In Wien soll bei der Schuleinschreibung verstärkt auf die Deutschkenntnisse der Kinder geachtet werden. Reichen diese nicht aus, sollen die Schüler nicht in die erste Klasse, sondern noch ein Jahr in die Vorschule gehen.
Wien/Apa/Beba. Wien setzt auf mehr Vorschulklassen – und zwar verstärkt auch für jene Kinder, die bei Schuleintritt noch nicht ausreichend Deutsch können. Diese Ankündigung von Stadtschulratspräsidentin Susanne Brandsteidl (SPÖ) sorgt bei Integrationsstaatssekretär Sebastian Kurz (ÖVP) für Freude: „Die Stadt Wien überholt das Unterrichtsministerium“, heißt es aus seinem Büro. Dass die Kinder mit mangelnden Deutschkenntnissen in der Vorschule gefördert werden, statt in die erste Klasse Volksschule einzusteigen, ist eine der Forderungen, mit denen Kurz bei Unterrichtsministerin Claudia Schmied (SPÖ) bislang abgeblitzt ist. Die Ministerin lehnte solche Maßnahmen als „Ghettoklassen“ ab.
Konkret soll bei der Schuleinschreibung in Wien, die von 14. bis 25.Jänner stattfindet, verstärkt auf die Sprachkenntnisse der Schulanfänger geachtet werden. Dabei sollen nur Schüler mit ausreichenden Deutschkenntnissen mit der ersten Klasse Volksschule beginnen dürfen und Kinder mit Sprachproblemen in Vorschulklassen speziell gefördert werden. „Wer nicht versteht, was gesagt wird oder geschrieben steht, hat in der Schule keine Chance“, begründet Stadtschulratspräsidentin Brandsteidl diese Maßnahme. Mit den Forderungen von Kurz habe diese allerdings wenig zu tun – vielmehr sei die Realität an den Schulen diesen teilweise offenbar bereits voraus.

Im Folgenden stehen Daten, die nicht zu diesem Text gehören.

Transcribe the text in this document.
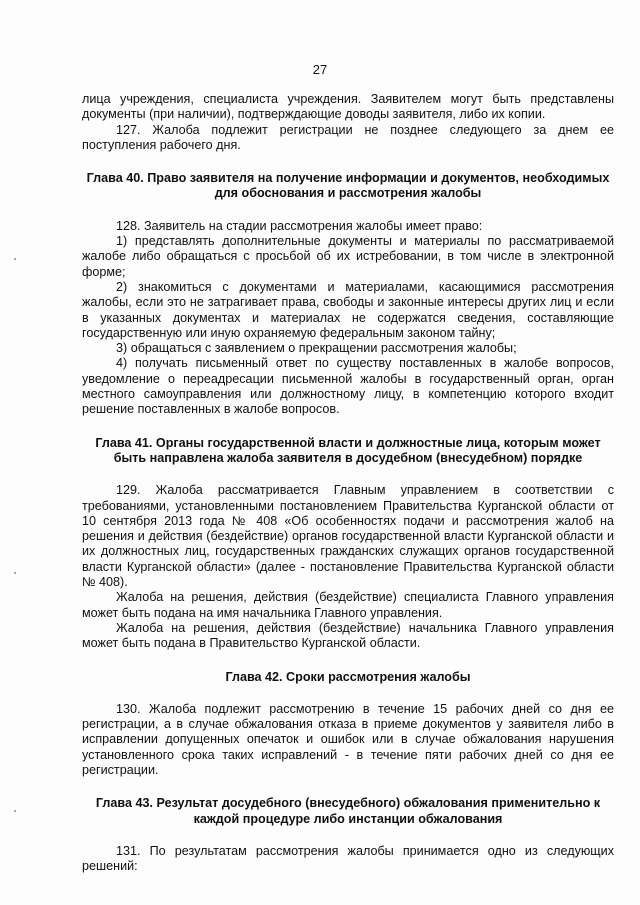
27

лица учреждения, специалиста учреждения. Заявителем могут быть представлены документы (при наличии), подтверждающие доводы заявителя, либо их копии.

127. Жалоба подлежит регистрации не позднее следующего за днем ее поступления рабочего дня.

Глава 40. Право заявителя на получение информации и документов, необходимых для обоснования и рассмотрения жалобы

128. Заявитель на стадии рассмотрения жалобы имеет право:

1) представлять дополнительные документы и материалы по рассматриваемой жалобе либо обращаться с просьбой об их истребовании, в том числе в электронной форме;

2) знакомиться с документами и материалами, касающимися рассмотрения жалобы, если это не затрагивает права, свободы и законные интересы других лиц и если в указанных документах и материалах не содержатся сведения, составляющие государственную или иную охраняемую федеральным законом тайну;

3) обращаться с заявлением о прекращении рассмотрения жалобы;

4) получать письменный ответ по существу поставленных в жалобе вопросов, уведомление о переадресации письменной жалобы в государственный орган, орган местного самоуправления или должностному лицу, в компетенцию которого входит решение поставленных в жалобе вопросов.

Глава 41. Органы государственной власти и должностные лица, которым может быть направлена жалоба заявителя в досудебном (внесудебном) порядке

129. Жалоба рассматривается Главным управлением в соответствии с требованиями, установленными постановлением Правительства Курганской области от 10 сентября 2013 года № 408 «Об особенностях подачи и рассмотрения жалоб на решения и действия (бездействие) органов государственной власти Курганской области и их должностных лиц, государственных гражданских служащих органов государственной власти Курганской области» (далее - постановление Правительства Курганской области № 408).

Жалоба на решения, действия (бездействие) специалиста Главного управления может быть подана на имя начальника Главного управления.

Жалоба на решения, действия (бездействие) начальника Главного управления может быть подана в Правительство Курганской области.

Глава 42. Сроки рассмотрения жалобы

130. Жалоба подлежит рассмотрению в течение 15 рабочих дней со дня ее регистрации, а в случае обжалования отказа в приеме документов у заявителя либо в исправлении допущенных опечаток и ошибок или в случае обжалования нарушения установленного срока таких исправлений - в течение пяти рабочих дней со дня ее регистрации.

Глава 43. Результат досудебного (внесудебного) обжалования применительно к каждой процедуре либо инстанции обжалования

131. По результатам рассмотрения жалобы принимается одно из следующих решений:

Denn völlig neu ist das Modell nicht. In Wien gibt es bei der Schuleinschreibung seit dem Jahr 2008 das sogenannte „1+1 Fördermodell“. Ein Jahr vor dem Volksschuleintrittstermin werden die Kinder in die Schule eingeladen. Wird bei ihnen ein Förderbedarf (nicht nur sprachlicher Art) festgestellt, können sie während des verpflichtenden Kindergartenjahrs verstärkt gefördert werden. Wer dann bei der Schuleinschreibung immer noch nicht schulreif ist, soll noch ein zweites Jahr in der Vorschule gefördert werden. „Besser ein zusätzliches Förderjahr am Anfang als eine langfristig negative Schullaufbahn“, so Brandsteidl.
Kein Kriterium für Schulreife
Neu ist aber, dass ab heuer noch stärker auf die Deutschkenntnisse der Schüler geachtet werden soll – auch wenn die Beherrschung der Unterrichtssprache allein eigentlich kein Kriterium für die Schulreife sein darf. Rechtlich könnte diese Maßnahme also durchaus heikel sein. Denn laut Schulpflichtgesetz sind die relevanten Punkte für die Schulreife die motorisch-körperliche, geistig-kognitive und sozial-emotionale Reife. Die sprachlichen Fähigkeiten gehören hier grundsätzlich dazu, argumentiert der Stadtschulrat. Wie gut ein Kind sich ausdrückt oder ob es Erzählungen inhaltlich wiedergeben kann, wird bei der Schuleinschreibung bereits jetzt berücksichtigt. Kurz hatte zuletzt wiederholt gefordert, dass auch die Kenntnisse des Deutschen für die Bestimmung der Schulreife herangezogen werden.
Demnächst wird sich in puncto Sprachförderung ohnehin etwas tun: Bis März will das Unterrichtsministerium – nach entsprechendem Beschluss im Ministerrat im Dezember – neue Modelle dafür entwickeln. Ab Herbst sollen diese in Pilotprojekten getestet werden.